# How would I achieve this edit?



## cruelworld (Mar 8, 2015)

I don't even know if this is possible in lightroom. But if you could tell me how to do it I would be forever grateful!! Thank you


----------



## Roelof Moorlag (Mar 8, 2015)

The white eyes you mean?
Roelof


----------



## Nogo (Mar 9, 2015)

The image is too small to really tell what you are asking.  I am assuming you are asking about the white eyes.

You can make the eyeballs white in Lightroom but truthfully it would be much easier to do in a pixel level editor.  Plus, it is not going to look as good done in Lightroom as it would with just about any regular editor.  Lightroom is just not made to make those types of changes.
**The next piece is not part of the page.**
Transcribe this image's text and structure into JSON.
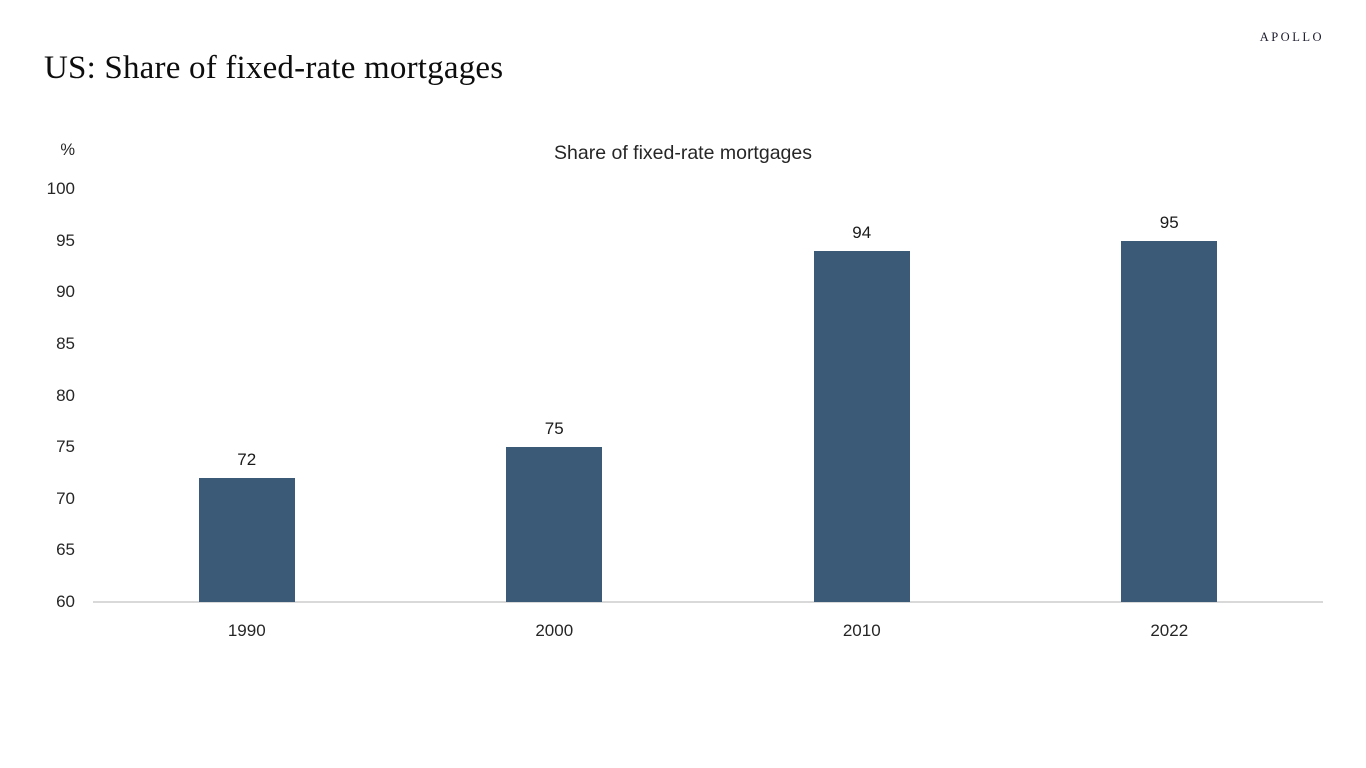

But if you must try it for yourself; how you would have to do it is with the spot removal tool.  Zoom in real close, 1:1 or even 3:1.  Paint the part of the eye you want white real carefully.  Then zoom out by using the Control - (Control and minus sign simultaneously.)  Move the source spot the spot removal tool makes so that it is covered with the white from the T-shirt lower down in the photo.  Then play with the sliders of the spot removal tool until it looks the best as you can get it.  If you can get it acceptable, great.  If not, try to adjust the spot with the adjustment brush.  Can't really tell you what will have to be done, you will just have to experiment.

If that doesn't work, then download a regular editor.  There are many that have a free 30 day trail and some that are quite low priced anyway.  Lightroom can make the eyeballs white, but a regular editor, even a real cheap one, will do a much better job.


----------